“But, Aunt, I’ve seen the Duneswoman,” protested Mermaid. “So has Dad.”
“All you’ve seen is a face and an arm,” corrected Mrs. Hand. “And I can’t find any one else who has seen as much as that. A face and an arm are not a ghost. They’re a—I don’t know what,” she finished.
“A hallucination,” Mermaid offered.
“A hallelujah. That’s what you say when you see one. You say ‘Hallelujah!’” came from Ho Ha.
“When I see one I may say something even more remarkable,” his wife responded, grimly.
It was several nights later when she awoke and uttered a long-drawn scream of terror.

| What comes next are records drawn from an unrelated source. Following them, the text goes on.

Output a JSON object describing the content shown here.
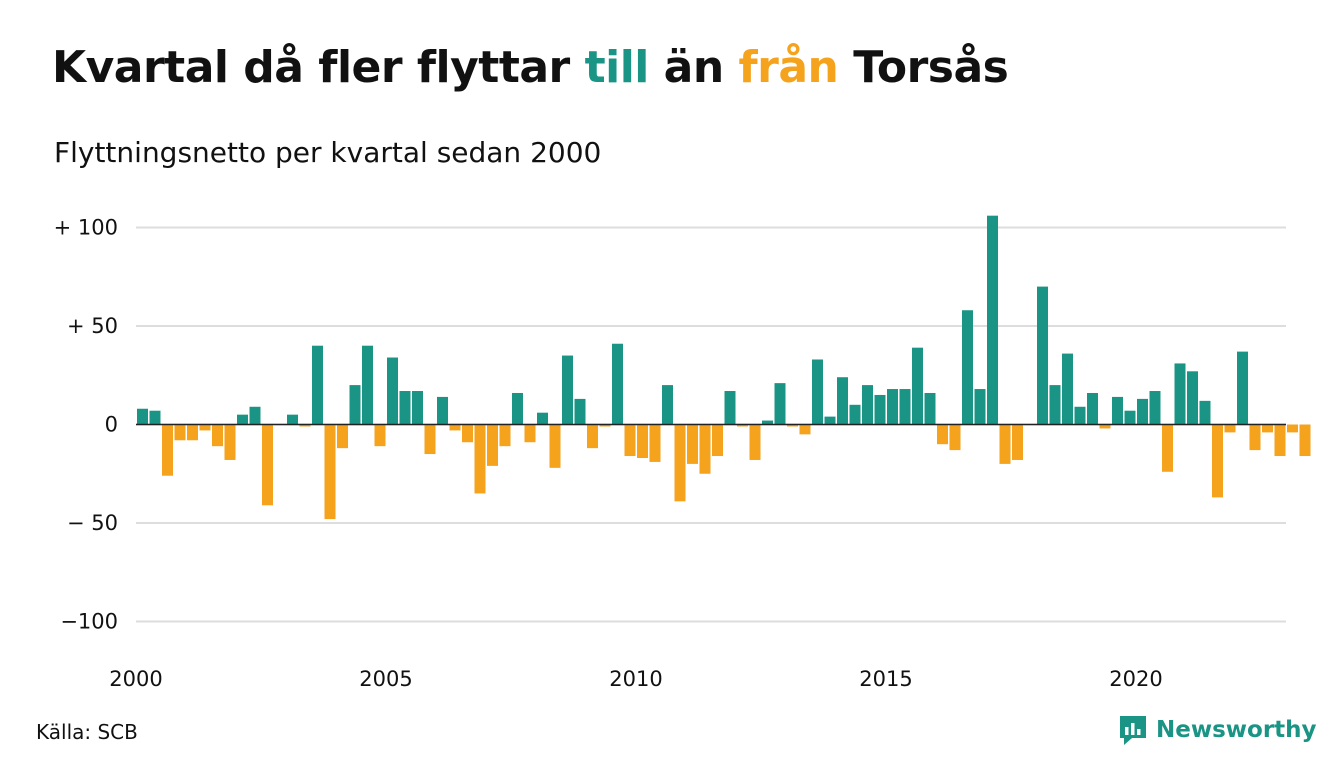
{
  "title": {
    "part1": "Kvartal då fler flyttar ",
    "highlight_in": "till",
    "part2": " än ",
    "highlight_out": "från",
    "part3": " Torsås"
  },
  "subtitle": "Flyttningsnetto per kvartal sedan 2000",
  "source": "Källa: SCB",
  "brand": {
    "name": "Newsworthy",
    "icon": "newsworthy-logo-icon"
  },
  "colors": {
    "positive": "#1a9485",
    "negative": "#f5a21d",
    "grid": "#dddddd"
  },
  "chart_data": {
    "type": "bar",
    "title": "Kvartal då fler flyttar till än från Torsås",
    "subtitle": "Flyttningsnetto per kvartal sedan 2000",
    "x_start": "2000-Q1",
    "x_ticks": [
      {
        "year": 2000,
        "label": "2000"
      },
      {
        "year": 2005,
        "label": "2005"
      },
      {
        "year": 2010,
        "label": "2010"
      },
      {
        "year": 2015,
        "label": "2015"
      },
      {
        "year": 2020,
        "label": "2020"
      }
    ],
    "y_ticks": [
      {
        "value": 100,
        "label": "+ 100"
      },
      {
        "value": 50,
        "label": "+  50"
      },
      {
        "value": 0,
        "label": "0"
      },
      {
        "value": -50,
        "label": "− 50"
      },
      {
        "value": -100,
        "label": "−100"
      }
    ],
    "ylim": [
      -100,
      100
    ],
    "grid": true,
    "values": [
      8,
      7,
      -26,
      -8,
      -8,
      -3,
      -11,
      -18,
      5,
      9,
      -41,
      0,
      5,
      -1,
      40,
      -48,
      -12,
      20,
      40,
      -11,
      34,
      17,
      17,
      -15,
      14,
      -3,
      -9,
      -35,
      -21,
      -11,
      16,
      -9,
      6,
      -22,
      35,
      13,
      -12,
      -1,
      41,
      -16,
      -17,
      -19,
      20,
      -39,
      -20,
      -25,
      -16,
      17,
      -1,
      -18,
      2,
      21,
      -1,
      -5,
      33,
      4,
      24,
      10,
      20,
      15,
      18,
      18,
      39,
      16,
      -10,
      -13,
      58,
      18,
      106,
      -20,
      -18,
      0,
      70,
      20,
      36,
      9,
      16,
      -2,
      14,
      7,
      13,
      17,
      -24,
      31,
      27,
      12,
      -37,
      -4,
      37,
      -13,
      -4,
      -16,
      -4,
      -16
    ]
  }
}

“Hosea!” she cried, clutching her pillow. “Hosea, there’s someone at the window!”
Ho Ha leaped up manfully, went to the window, stuck his head through the netting which was tacked on as a screen, and drew it in again.
“Nonsense, Keturah,” he said, gently. “No one in sight except Captain Vanton standing on the dune in front of his house.” The Vanton cottage was a dune away, but a valley lay between. “You—why, you must have seen a ghost. Oh, ho-ho-ho!”
He communicated the nature of the disturbance to Mermaid in the next room, and when Cap’n Smiley, who slept at the station, came over for breakfast next morning, there was some chaffing about the ghost Keturah had seen.